The study team suggests that the faint bursts may be generated by the collapse of a massive star that does not present the characteristics of a supernova, or by the merger of two white dwarfs (small and dense stars about the size of Earth), or by the merger of a white dwarf with a neutron star or a black hole.

“Past observations had already hinted the existence of faint GRBs, and thanks to Integral’s sensitivity we can now say that an entire population of them exist,” added Hanlon. “Actually, their rate may even be higher than that of the most luminous GRBs but, just because they are weaker, we may be only able to see those which are relatively close by.”
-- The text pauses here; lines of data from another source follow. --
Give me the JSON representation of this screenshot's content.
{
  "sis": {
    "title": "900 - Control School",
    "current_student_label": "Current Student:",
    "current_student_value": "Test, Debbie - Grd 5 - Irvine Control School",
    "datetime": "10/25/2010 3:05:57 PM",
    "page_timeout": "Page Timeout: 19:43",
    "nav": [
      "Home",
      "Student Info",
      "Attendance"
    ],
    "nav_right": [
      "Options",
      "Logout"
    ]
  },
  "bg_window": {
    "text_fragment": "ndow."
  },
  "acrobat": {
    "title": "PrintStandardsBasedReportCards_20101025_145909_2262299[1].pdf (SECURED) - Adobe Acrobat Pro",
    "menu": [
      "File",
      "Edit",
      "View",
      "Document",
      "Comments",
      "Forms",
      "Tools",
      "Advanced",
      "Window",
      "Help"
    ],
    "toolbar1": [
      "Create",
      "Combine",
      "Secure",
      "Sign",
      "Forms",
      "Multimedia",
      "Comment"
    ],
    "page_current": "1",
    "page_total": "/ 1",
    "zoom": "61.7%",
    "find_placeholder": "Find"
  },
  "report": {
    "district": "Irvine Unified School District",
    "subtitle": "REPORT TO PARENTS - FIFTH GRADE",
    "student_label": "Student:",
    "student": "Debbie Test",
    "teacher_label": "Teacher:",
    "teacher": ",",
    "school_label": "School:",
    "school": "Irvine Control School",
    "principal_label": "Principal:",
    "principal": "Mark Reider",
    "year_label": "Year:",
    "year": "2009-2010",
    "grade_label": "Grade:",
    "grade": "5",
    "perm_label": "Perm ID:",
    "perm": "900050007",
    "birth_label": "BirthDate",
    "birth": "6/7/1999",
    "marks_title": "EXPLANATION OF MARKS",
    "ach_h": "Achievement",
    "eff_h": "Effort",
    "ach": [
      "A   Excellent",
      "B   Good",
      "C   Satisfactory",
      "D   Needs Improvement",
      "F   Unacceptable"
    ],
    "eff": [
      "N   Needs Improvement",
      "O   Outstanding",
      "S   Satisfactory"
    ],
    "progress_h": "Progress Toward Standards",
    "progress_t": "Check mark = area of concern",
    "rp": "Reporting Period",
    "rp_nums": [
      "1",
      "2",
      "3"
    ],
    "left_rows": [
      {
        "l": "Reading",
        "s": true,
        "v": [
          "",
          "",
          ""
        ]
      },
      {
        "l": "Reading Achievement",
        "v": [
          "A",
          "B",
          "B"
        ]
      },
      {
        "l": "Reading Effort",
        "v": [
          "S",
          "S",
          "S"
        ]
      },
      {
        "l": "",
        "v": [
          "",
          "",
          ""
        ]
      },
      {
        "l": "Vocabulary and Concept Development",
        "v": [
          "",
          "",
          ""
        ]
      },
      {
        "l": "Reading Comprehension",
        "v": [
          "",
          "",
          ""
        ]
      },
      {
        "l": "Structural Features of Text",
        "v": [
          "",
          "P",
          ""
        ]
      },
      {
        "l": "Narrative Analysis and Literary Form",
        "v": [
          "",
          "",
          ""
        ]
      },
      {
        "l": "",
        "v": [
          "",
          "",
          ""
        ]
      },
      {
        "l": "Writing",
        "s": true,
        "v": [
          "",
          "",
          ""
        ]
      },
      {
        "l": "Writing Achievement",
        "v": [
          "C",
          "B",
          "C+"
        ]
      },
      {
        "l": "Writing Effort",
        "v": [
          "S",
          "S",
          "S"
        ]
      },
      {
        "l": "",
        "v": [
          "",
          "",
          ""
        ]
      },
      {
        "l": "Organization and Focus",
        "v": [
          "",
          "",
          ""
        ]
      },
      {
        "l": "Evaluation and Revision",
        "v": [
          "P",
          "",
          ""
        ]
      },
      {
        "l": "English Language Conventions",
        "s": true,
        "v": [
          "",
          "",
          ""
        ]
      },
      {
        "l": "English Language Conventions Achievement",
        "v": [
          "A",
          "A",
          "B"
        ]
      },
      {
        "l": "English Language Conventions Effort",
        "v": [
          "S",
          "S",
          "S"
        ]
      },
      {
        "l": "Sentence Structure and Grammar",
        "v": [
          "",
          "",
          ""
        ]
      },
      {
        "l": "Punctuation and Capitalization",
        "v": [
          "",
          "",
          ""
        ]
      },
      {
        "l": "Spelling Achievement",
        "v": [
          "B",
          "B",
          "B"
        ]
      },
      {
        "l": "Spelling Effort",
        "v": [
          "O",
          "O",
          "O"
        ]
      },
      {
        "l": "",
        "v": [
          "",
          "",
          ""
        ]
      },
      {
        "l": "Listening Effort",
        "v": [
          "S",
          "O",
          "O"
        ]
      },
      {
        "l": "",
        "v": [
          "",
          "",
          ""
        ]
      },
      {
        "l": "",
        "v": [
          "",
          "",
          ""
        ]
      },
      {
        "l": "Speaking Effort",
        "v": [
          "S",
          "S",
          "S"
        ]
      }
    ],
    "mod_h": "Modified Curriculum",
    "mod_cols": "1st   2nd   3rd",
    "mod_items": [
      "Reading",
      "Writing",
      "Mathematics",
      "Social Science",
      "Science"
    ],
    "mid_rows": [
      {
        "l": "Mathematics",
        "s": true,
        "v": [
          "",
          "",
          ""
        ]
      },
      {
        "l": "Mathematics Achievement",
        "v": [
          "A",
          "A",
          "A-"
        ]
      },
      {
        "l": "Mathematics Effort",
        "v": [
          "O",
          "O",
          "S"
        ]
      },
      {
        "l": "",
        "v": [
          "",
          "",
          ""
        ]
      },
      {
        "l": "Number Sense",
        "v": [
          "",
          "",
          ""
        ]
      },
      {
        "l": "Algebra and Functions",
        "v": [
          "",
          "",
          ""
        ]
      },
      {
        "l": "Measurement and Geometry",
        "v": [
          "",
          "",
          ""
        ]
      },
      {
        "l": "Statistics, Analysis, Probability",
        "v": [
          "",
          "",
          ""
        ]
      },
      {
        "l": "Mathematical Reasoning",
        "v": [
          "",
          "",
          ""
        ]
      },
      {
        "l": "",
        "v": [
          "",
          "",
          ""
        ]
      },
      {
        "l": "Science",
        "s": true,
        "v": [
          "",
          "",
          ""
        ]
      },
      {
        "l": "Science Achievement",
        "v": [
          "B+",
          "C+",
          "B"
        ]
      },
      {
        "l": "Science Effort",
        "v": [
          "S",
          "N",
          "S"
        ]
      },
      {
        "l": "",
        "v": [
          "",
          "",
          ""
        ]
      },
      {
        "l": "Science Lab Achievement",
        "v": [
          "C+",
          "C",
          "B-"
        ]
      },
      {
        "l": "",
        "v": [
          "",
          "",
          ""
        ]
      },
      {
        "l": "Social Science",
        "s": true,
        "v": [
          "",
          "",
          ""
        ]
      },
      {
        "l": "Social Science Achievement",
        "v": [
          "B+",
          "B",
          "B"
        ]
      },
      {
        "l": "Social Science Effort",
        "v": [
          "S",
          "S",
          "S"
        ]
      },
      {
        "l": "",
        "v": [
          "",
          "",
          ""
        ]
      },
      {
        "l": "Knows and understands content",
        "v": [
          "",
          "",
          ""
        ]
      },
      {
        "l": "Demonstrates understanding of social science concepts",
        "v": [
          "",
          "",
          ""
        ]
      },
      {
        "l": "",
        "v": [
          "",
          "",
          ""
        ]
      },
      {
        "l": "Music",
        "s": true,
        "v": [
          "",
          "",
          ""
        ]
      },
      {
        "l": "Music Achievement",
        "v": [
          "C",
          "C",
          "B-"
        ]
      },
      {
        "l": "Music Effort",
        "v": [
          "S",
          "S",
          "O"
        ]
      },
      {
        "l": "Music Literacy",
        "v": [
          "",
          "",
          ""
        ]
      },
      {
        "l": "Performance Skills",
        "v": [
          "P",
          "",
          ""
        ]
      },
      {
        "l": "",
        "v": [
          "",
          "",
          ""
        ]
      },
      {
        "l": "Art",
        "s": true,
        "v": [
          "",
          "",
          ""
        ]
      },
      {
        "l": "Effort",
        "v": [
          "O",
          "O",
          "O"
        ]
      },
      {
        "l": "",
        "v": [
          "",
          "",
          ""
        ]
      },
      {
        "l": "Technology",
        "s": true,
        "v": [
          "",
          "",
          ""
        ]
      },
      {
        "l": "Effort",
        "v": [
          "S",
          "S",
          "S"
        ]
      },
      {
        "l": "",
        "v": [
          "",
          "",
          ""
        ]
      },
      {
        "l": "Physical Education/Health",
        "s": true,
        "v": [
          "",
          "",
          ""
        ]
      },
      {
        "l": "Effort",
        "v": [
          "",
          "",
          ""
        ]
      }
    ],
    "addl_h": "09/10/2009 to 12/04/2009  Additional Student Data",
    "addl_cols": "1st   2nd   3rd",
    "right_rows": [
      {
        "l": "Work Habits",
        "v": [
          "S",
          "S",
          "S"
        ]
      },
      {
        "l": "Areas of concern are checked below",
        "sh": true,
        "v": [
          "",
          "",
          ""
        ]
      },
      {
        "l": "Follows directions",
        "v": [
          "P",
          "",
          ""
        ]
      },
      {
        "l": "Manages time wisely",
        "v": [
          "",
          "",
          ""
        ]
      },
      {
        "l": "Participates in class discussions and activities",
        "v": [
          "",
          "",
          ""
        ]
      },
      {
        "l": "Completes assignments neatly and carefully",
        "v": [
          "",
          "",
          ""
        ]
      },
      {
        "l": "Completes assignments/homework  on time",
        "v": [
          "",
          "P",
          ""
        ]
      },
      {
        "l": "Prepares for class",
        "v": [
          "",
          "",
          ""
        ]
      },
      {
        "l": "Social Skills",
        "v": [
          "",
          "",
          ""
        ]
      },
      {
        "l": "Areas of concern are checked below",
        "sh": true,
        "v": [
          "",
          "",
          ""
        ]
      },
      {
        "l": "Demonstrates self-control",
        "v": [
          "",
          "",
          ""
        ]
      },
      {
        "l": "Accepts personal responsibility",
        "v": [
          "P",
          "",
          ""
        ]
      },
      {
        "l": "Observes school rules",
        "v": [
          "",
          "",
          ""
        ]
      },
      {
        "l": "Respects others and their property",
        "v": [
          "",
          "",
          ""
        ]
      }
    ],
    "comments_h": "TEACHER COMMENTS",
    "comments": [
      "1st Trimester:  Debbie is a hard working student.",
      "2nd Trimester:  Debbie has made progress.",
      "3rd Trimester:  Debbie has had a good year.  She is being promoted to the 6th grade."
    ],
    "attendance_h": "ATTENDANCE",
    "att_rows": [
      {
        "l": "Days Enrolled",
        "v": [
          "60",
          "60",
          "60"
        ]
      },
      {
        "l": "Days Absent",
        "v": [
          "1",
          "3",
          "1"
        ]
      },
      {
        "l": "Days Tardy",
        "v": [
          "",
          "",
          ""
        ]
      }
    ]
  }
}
“More Integral observations in the coming years will definitively help us understand the phenomenon of faint GRBs, and to explore the nature of this newly observed population,” she concluded.

Source: ESA

9 Replies to “‘Little’ Gamma Ray Bursts Really Do Exist”

  1. Jeez, they actually made a press release out of this? I didn’t find their results very conclusive… Also, their paper is riddled with small errors.

  2. I’m curious as to whether these faint GRBs are intrinsically low luminosity events or if their faintness may be ascribed to a ‘beaming effect’ where the GRB jets are not precisely aimed at the Earth? Also, have any of these events been traced directly to a galaxy in a nearby galaxy cluster, and if so, have any been detected in any other wavelengths. While these events may be detected near the supergalactic plane, might this not be due to a selection effect of the observations themselves. In what types of galaxies are these events observed. While I haven’t read the published paper, it seems the press release is short on details and I would be cautious about ascribing the origins of these events until more data is available.

  3. Hmm . . . maybe GRBs are residual bursts of energy resulting from mini-big bang birthing sites of all matter we see. Maybe the classic ‘big bang’ isn’t so big after all and is still in progress. GRBs could simply be a signature of new matter violently exploding into existance.

  4. Ok John, in the spirit of enjoying a good mystery (and before too much data constrains our speculation), I like the idea of quark stars settling slowly to some limiting and critical explosion point, where the basic components of matter (some fundamental ultimatonic Planck-scale oscillator) are brought [almost] into contact. The mother of all exclusion principles then kicks in, and the [fully] degenerate matter in this dark island (i.e. not black hole) is [fully] unzipped.

    The measurable tail end of this event would be a squirting of E.M. (gamma, x), but most of the commotion would be among the pre-photonic ultimatonic dark matter particle… our Planck-scale oscillator.

    Great fun, until constrained by too much good data.

  5. @Nigel, I’m all for enjoying a good mystery and for having some fun speculating on the nature of the universe, but I can also have a lot of fun interpreting “too much good data”. BTW, exactly how much good data is too much? 🙂

  6. The paper referenced in the above article can be found at arXiv:0803.1821v2 authored by S Foley et al. The paper mentions observations of several Xray afterglows and a few optical & near-IR afterglows, one appearing in the galaxy cluster Abell 1651, but mentions no GRBs linked to individual galaxies. It is suggested that the faint GRBs may be located in intergalactic space between galaxies in clusters (how convenient). The authors also consider that some of these faint GRBs may be cloaked by dense clouds of gas & dust, thus negating their claim of these being intrinsically ‘faint’ GRBs. Overall, their argument for a new class of faint GRBs seems rather premature, IMHO.